On Tuesday, pitching for Class A Clinton LumberKings in a 4-3 win, Walker worked 7 2/3 innings against Fort Wayne. He didn’t allow any runs on three hits, striking out six and walking one. In his last two starts, Walker has worked 12 2/3 scoreless ininings, allowing just five hits. Over his last four starts, he is 2-0 with a 1.14 ERA (three earned runs in 23 2/3 innings, limiting opponents to a .173 average in that span, with 27 strikeouts and six walks. Walker has held right-handed hitters to a .148 average (9-for-61) this year, compared to .340 (17-for-50) vs. lefties. Overall, Walker is 2-2 with a 3.00 ERA in six starts, but he really seems to be finding his groove.

Clinton is just 15-38, stymied by a weak offense (3.3 runs per game), but Mariners farm director Pedro Grifol is excited by their rotation.

“Every day we have someone throwing in the mid-90s, all age 19 to 22,” he said, referring to Walker, James Paxton, Forrest Snow, George Mieses and Brandon Mauer (recently moved up to High Desert). Walker has powerful stuff.

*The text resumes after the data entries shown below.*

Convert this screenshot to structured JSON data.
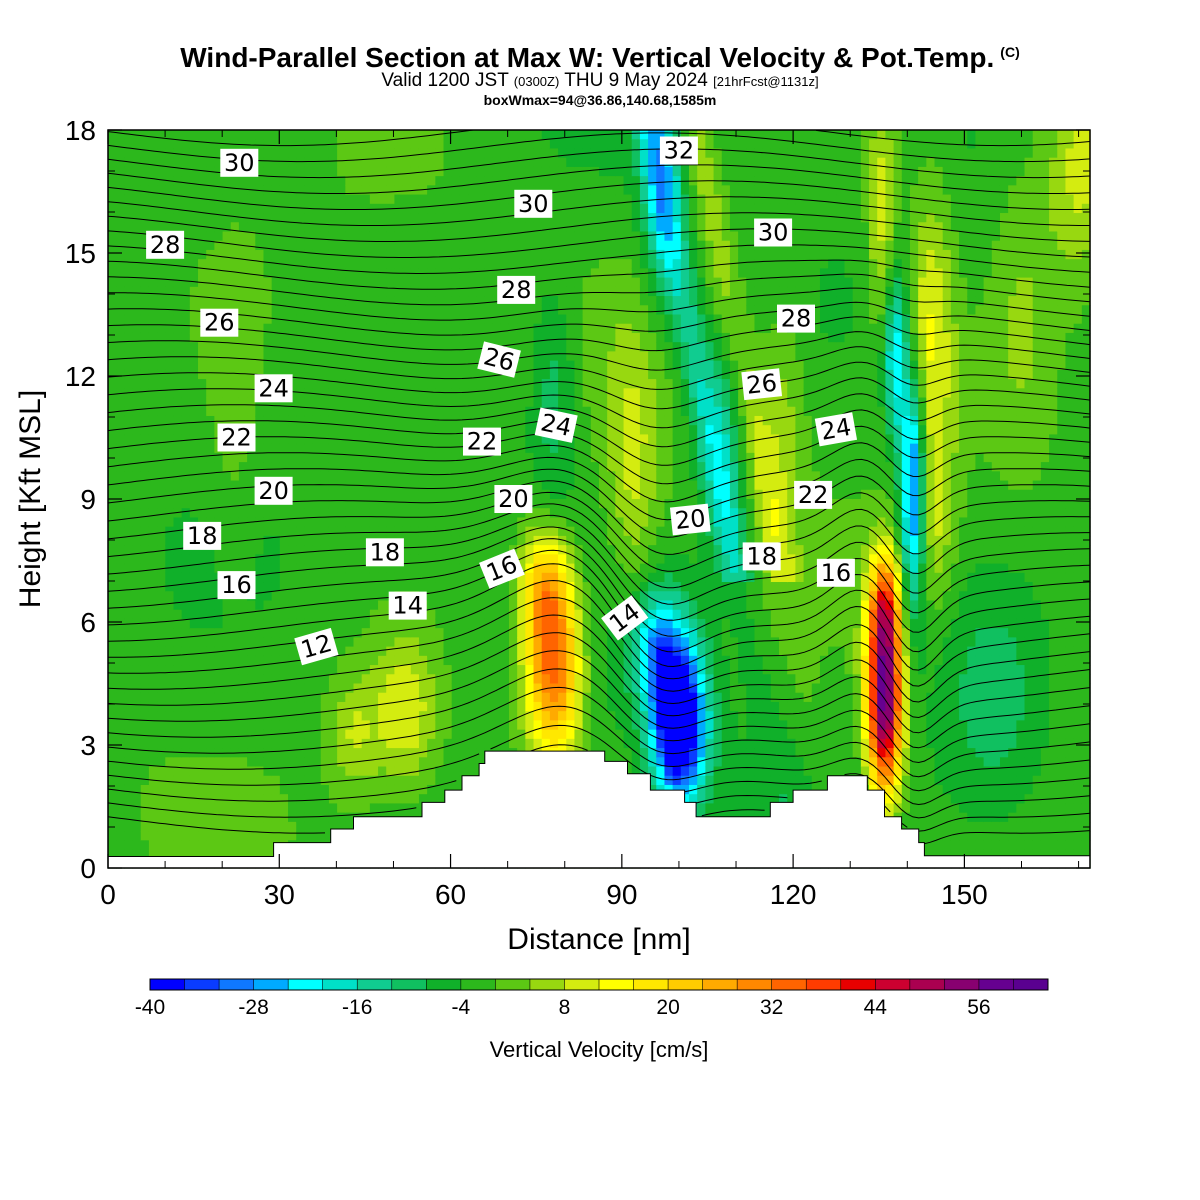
{
  "header": {
    "title": "Wind-Parallel Section at Max W: Vertical Velocity & Pot.Temp.",
    "copyright": "(C)",
    "valid_prefix": "Valid 1200 JST",
    "valid_utc": "(0300Z)",
    "valid_date": "THU 9 May 2024",
    "forecast_info": "[21hrFcst@1131z]",
    "box_info": "boxWmax=94@36.86,140.68,1585m"
  },
  "chart_data": {
    "type": "heatmap",
    "xlabel": "Distance [nm]",
    "ylabel": "Height [Kft MSL]",
    "xlim": [
      0,
      172
    ],
    "ylim": [
      0,
      18
    ],
    "x_ticks": [
      0,
      30,
      60,
      90,
      120,
      150
    ],
    "y_ticks": [
      0,
      3,
      6,
      9,
      12,
      15,
      18
    ],
    "grid": false,
    "colorbar": {
      "title": "Vertical Velocity [cm/s]",
      "min": -40,
      "max": 64,
      "step": 4,
      "tick_values": [
        -40,
        -28,
        -16,
        -4,
        8,
        20,
        32,
        44,
        56
      ],
      "tick_labels": [
        "-40",
        "-28",
        "-16",
        "-4",
        "8",
        "20",
        "32",
        "44",
        "56"
      ],
      "colors": [
        "#0000ff",
        "#0a3cff",
        "#0f78ff",
        "#00aaff",
        "#00ffff",
        "#00e0c8",
        "#10cc90",
        "#10c060",
        "#10b02a",
        "#2cb81c",
        "#5cc814",
        "#98d810",
        "#d4ec10",
        "#ffff00",
        "#ffe800",
        "#ffcc00",
        "#ffaa00",
        "#ff8800",
        "#ff6400",
        "#ff3c00",
        "#e80000",
        "#cc0030",
        "#aa0050",
        "#880070",
        "#660090",
        "#5a0090"
      ]
    },
    "terrain_kft": [
      [
        0,
        0.28
      ],
      [
        29,
        0.28
      ],
      [
        29,
        0.62
      ],
      [
        39,
        0.62
      ],
      [
        39,
        0.95
      ],
      [
        43,
        0.95
      ],
      [
        43,
        1.25
      ],
      [
        55,
        1.25
      ],
      [
        55,
        1.6
      ],
      [
        59,
        1.6
      ],
      [
        59,
        1.9
      ],
      [
        62,
        1.9
      ],
      [
        62,
        2.25
      ],
      [
        65,
        2.25
      ],
      [
        65,
        2.55
      ],
      [
        66,
        2.55
      ],
      [
        66,
        2.85
      ],
      [
        87,
        2.85
      ],
      [
        87,
        2.6
      ],
      [
        91,
        2.6
      ],
      [
        91,
        2.3
      ],
      [
        95,
        2.3
      ],
      [
        95,
        1.9
      ],
      [
        101,
        1.9
      ],
      [
        101,
        1.6
      ],
      [
        103,
        1.6
      ],
      [
        103,
        1.25
      ],
      [
        116,
        1.25
      ],
      [
        116,
        1.6
      ],
      [
        120,
        1.6
      ],
      [
        120,
        1.9
      ],
      [
        126,
        1.9
      ],
      [
        126,
        2.25
      ],
      [
        133,
        2.25
      ],
      [
        133,
        1.9
      ],
      [
        136,
        1.9
      ],
      [
        136,
        1.25
      ],
      [
        139,
        1.25
      ],
      [
        139,
        0.95
      ],
      [
        142,
        0.95
      ],
      [
        142,
        0.62
      ],
      [
        143,
        0.62
      ],
      [
        143,
        0.3
      ],
      [
        172,
        0.3
      ]
    ],
    "vertical_velocity_features": [
      {
        "x": 78,
        "z": 5.0,
        "sx": 3.5,
        "sz": 1.7,
        "w": 38
      },
      {
        "x": 76,
        "z": 6.9,
        "sx": 3.0,
        "sz": 1.0,
        "w": 16
      },
      {
        "x": 100,
        "z": 3.5,
        "sx": 3.3,
        "sz": 1.4,
        "w": -48
      },
      {
        "x": 96,
        "z": 5.4,
        "sx": 3.2,
        "sz": 1.0,
        "w": -20
      },
      {
        "x": 136,
        "z": 4.0,
        "sx": 2.2,
        "sz": 1.6,
        "w": 60
      },
      {
        "x": 136,
        "z": 6.4,
        "sx": 2.0,
        "sz": 1.0,
        "w": 28
      },
      {
        "x": 141,
        "z": 9.2,
        "sx": 1.6,
        "sz": 2.0,
        "w": -36
      },
      {
        "x": 138,
        "z": 12.5,
        "sx": 1.4,
        "sz": 1.4,
        "w": -22
      },
      {
        "x": 135.5,
        "z": 16.0,
        "sx": 1.8,
        "sz": 2.0,
        "w": 13
      },
      {
        "x": 144,
        "z": 13.0,
        "sx": 3.0,
        "sz": 2.6,
        "w": 15
      },
      {
        "x": 144,
        "z": 8.5,
        "sx": 3.0,
        "sz": 1.5,
        "w": 9
      },
      {
        "x": 52,
        "z": 3.8,
        "sx": 4.0,
        "sz": 1.3,
        "w": 13
      },
      {
        "x": 43,
        "z": 3.2,
        "sx": 3.0,
        "sz": 1.0,
        "w": 9
      },
      {
        "x": 92,
        "z": 9.5,
        "sx": 3.2,
        "sz": 2.4,
        "w": 10
      },
      {
        "x": 108,
        "z": 10.5,
        "sx": 3.0,
        "sz": 2.0,
        "w": -10
      },
      {
        "x": 118,
        "z": 11.0,
        "sx": 3.0,
        "sz": 2.0,
        "w": 8
      },
      {
        "x": 97,
        "z": 16.5,
        "sx": 2.4,
        "sz": 2.0,
        "w": -14
      },
      {
        "x": 170,
        "z": 17.0,
        "sx": 4.0,
        "sz": 2.0,
        "w": 12
      },
      {
        "x": 160,
        "z": 14.0,
        "sx": 4.0,
        "sz": 3.0,
        "w": 6
      },
      {
        "x": 78,
        "z": 11.5,
        "sx": 3.0,
        "sz": 2.0,
        "w": -10
      },
      {
        "x": 155,
        "z": 4.0,
        "sx": 6.0,
        "sz": 2.0,
        "w": -8
      },
      {
        "x": 22,
        "z": 11.0,
        "sx": 3.0,
        "sz": 2.5,
        "w": 4
      }
    ],
    "potential_temperature_labels": [
      {
        "label": "30",
        "x": 23,
        "z": 17.2,
        "angle": 0
      },
      {
        "label": "28",
        "x": 10,
        "z": 15.2,
        "angle": 0
      },
      {
        "label": "26",
        "x": 19.5,
        "z": 13.3,
        "angle": 0
      },
      {
        "label": "24",
        "x": 29,
        "z": 11.7,
        "angle": 0
      },
      {
        "label": "22",
        "x": 22.5,
        "z": 10.5,
        "angle": 0
      },
      {
        "label": "20",
        "x": 29,
        "z": 9.2,
        "angle": 0
      },
      {
        "label": "18",
        "x": 16.5,
        "z": 8.1,
        "angle": 0
      },
      {
        "label": "16",
        "x": 22.5,
        "z": 6.9,
        "angle": 0
      },
      {
        "label": "12",
        "x": 36.5,
        "z": 5.4,
        "angle": -16
      },
      {
        "label": "14",
        "x": 52.5,
        "z": 6.4,
        "angle": 0
      },
      {
        "label": "18",
        "x": 48.5,
        "z": 7.7,
        "angle": 0
      },
      {
        "label": "16",
        "x": 69,
        "z": 7.3,
        "angle": -22
      },
      {
        "label": "20",
        "x": 71,
        "z": 9.0,
        "angle": 0
      },
      {
        "label": "22",
        "x": 65.5,
        "z": 10.4,
        "angle": 0
      },
      {
        "label": "24",
        "x": 78.5,
        "z": 10.8,
        "angle": 12
      },
      {
        "label": "26",
        "x": 68.5,
        "z": 12.4,
        "angle": 14
      },
      {
        "label": "28",
        "x": 71.5,
        "z": 14.1,
        "angle": 0
      },
      {
        "label": "30",
        "x": 74.5,
        "z": 16.2,
        "angle": 0
      },
      {
        "label": "14",
        "x": 90.5,
        "z": 6.1,
        "angle": -37
      },
      {
        "label": "32",
        "x": 100,
        "z": 17.5,
        "angle": 0
      },
      {
        "label": "30",
        "x": 116.5,
        "z": 15.5,
        "angle": 0
      },
      {
        "label": "28",
        "x": 120.5,
        "z": 13.4,
        "angle": 0
      },
      {
        "label": "26",
        "x": 114.5,
        "z": 11.8,
        "angle": -6
      },
      {
        "label": "24",
        "x": 127.5,
        "z": 10.7,
        "angle": -10
      },
      {
        "label": "22",
        "x": 123.5,
        "z": 9.1,
        "angle": 0
      },
      {
        "label": "20",
        "x": 102,
        "z": 8.5,
        "angle": -6
      },
      {
        "label": "18",
        "x": 114.5,
        "z": 7.6,
        "angle": 0
      },
      {
        "label": "16",
        "x": 127.5,
        "z": 7.2,
        "angle": 0
      }
    ]
  }
}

They’re not winning games, but it’s not about winning games. You’re looking at five guys improving every day out.”

One other name Grifol threw out was 18-year-old right-hander Jose Campos, who was named the top right-handed pitcher last year in the Venezuelan Summer League. He has been kept in extended spring training because of tendinitis, but “he’s upwards of 95 to 100 (mph),” Grifol said. The plan is for Campos to eventually pitch in Clinton, too.